When you’re planning your estate, it’s understandable that you’re going to want to work out the best situation for your loved ones after you’re gone. This will, of course, include a plan that will keep as much of your assets as possible exempt from Florida estate tax. Many people plan their estates to include an irrevocable life insurance trust, which protects a certain amount of the estate from taxes, as well as paying estate taxes with the proceeds from the trust.
We’ve recently discussed federal tax law changes, which exempt tax from estates worth less than $5.25 million or $10.50 million per married couple. Many people who own irrevocable life insurance trusts now wonder if this provision is still necessary.
Tax experts say it may be in your best interests to dissolve such a trust if your net worth dips, if your estate shrinks, if your insurance premiums are higher than your trust earnings, or even in the case of divorce.

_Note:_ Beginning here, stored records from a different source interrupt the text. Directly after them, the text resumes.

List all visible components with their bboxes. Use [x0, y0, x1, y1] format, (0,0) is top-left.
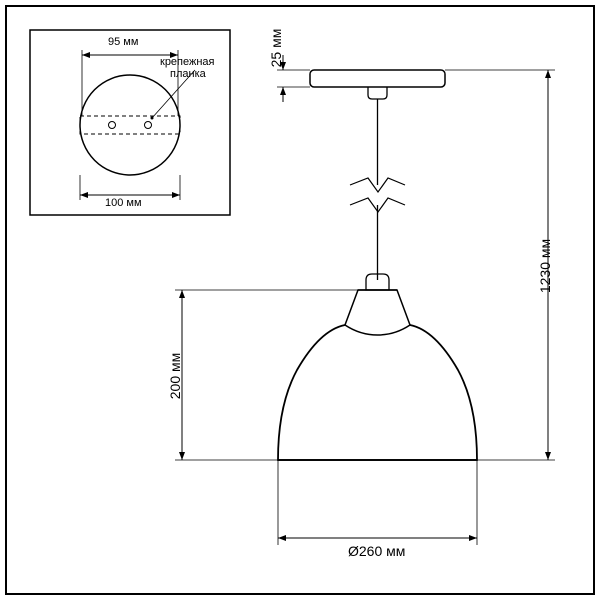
- label-100: 100 мм: [105, 197, 142, 209]
- canopy: [310, 70, 445, 87]
- outer-frame: [6, 6, 594, 594]
- shade-outline: [278, 325, 477, 460]
- technical-drawing: [0, 0, 600, 600]
- label-bracket-1: крепежная: [160, 56, 215, 68]
- label-25: 25 мм: [268, 18, 284, 78]
- mounting-bar: [80, 116, 180, 134]
- lamp-side-view: [278, 70, 477, 460]
- mounting-hole-left: [109, 122, 116, 129]
- label-95: 95 мм: [108, 36, 138, 48]
- label-200: 200 мм: [167, 341, 183, 411]
- label-bracket-2: планка: [170, 68, 206, 80]
- label-260: Ø260 мм: [348, 543, 405, 559]
- lamp-holder: [345, 290, 410, 335]
- label-1230: 1230 мм: [537, 231, 553, 301]
- canopy-connector: [368, 87, 387, 99]
- mounting-hole-right: [145, 122, 152, 129]
- dim-200: [175, 290, 358, 460]
- bracket-circle: [80, 75, 180, 175]
- dim-260: [278, 460, 477, 545]
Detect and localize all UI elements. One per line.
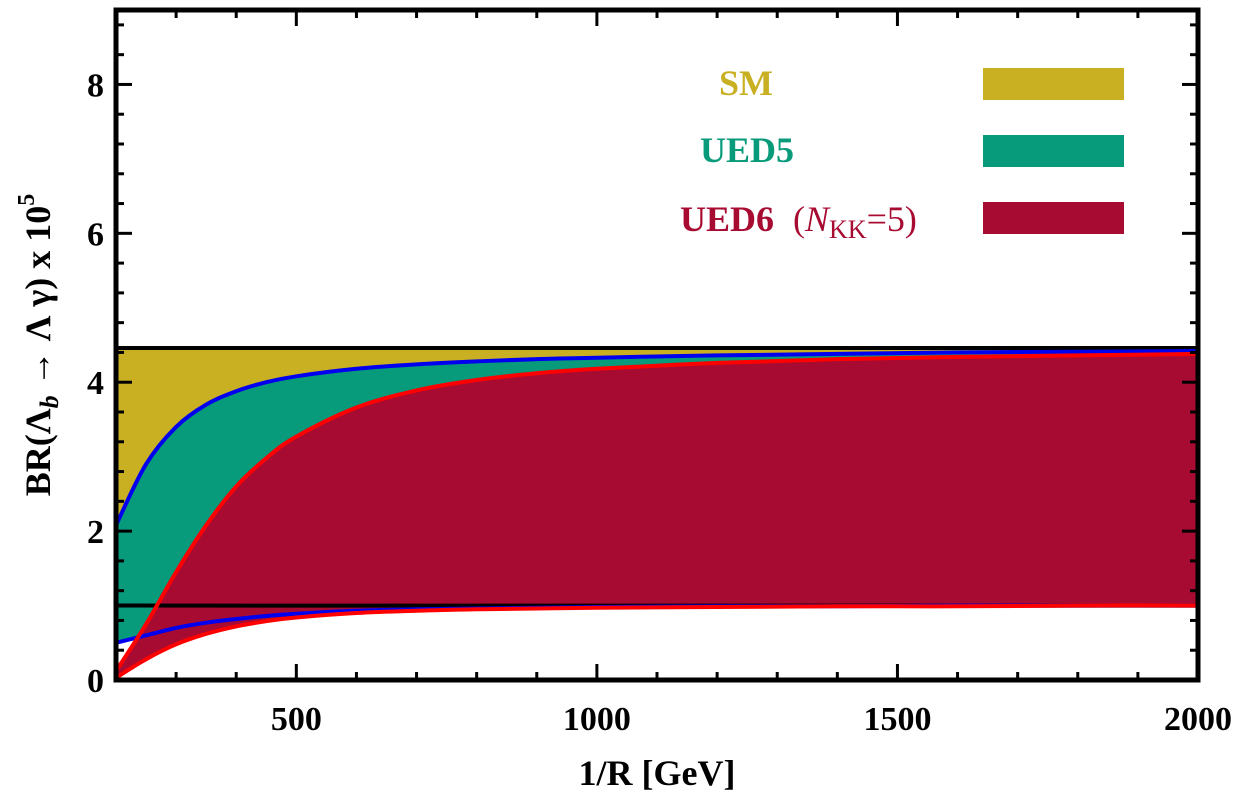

But there could still be valid reasons to keep the trust. A Florida estate planning attorney says that it’s uncertain whether the tax laws could change again in the future, and having a life insurance trust could be a safe bet. As the trust owner and beneficiary, if your net worth is above $5.25 or is expected to be worth that much by the end of your life, you would be saving your heirs from being responsible for the tax on your surplus assets.
The tax law changes have left many people scrambling to find out how the changes can affect their estates and their loved ones. To help you come up with the best decision for your individual situation, it’s recommended to speak with your estate planning attorney.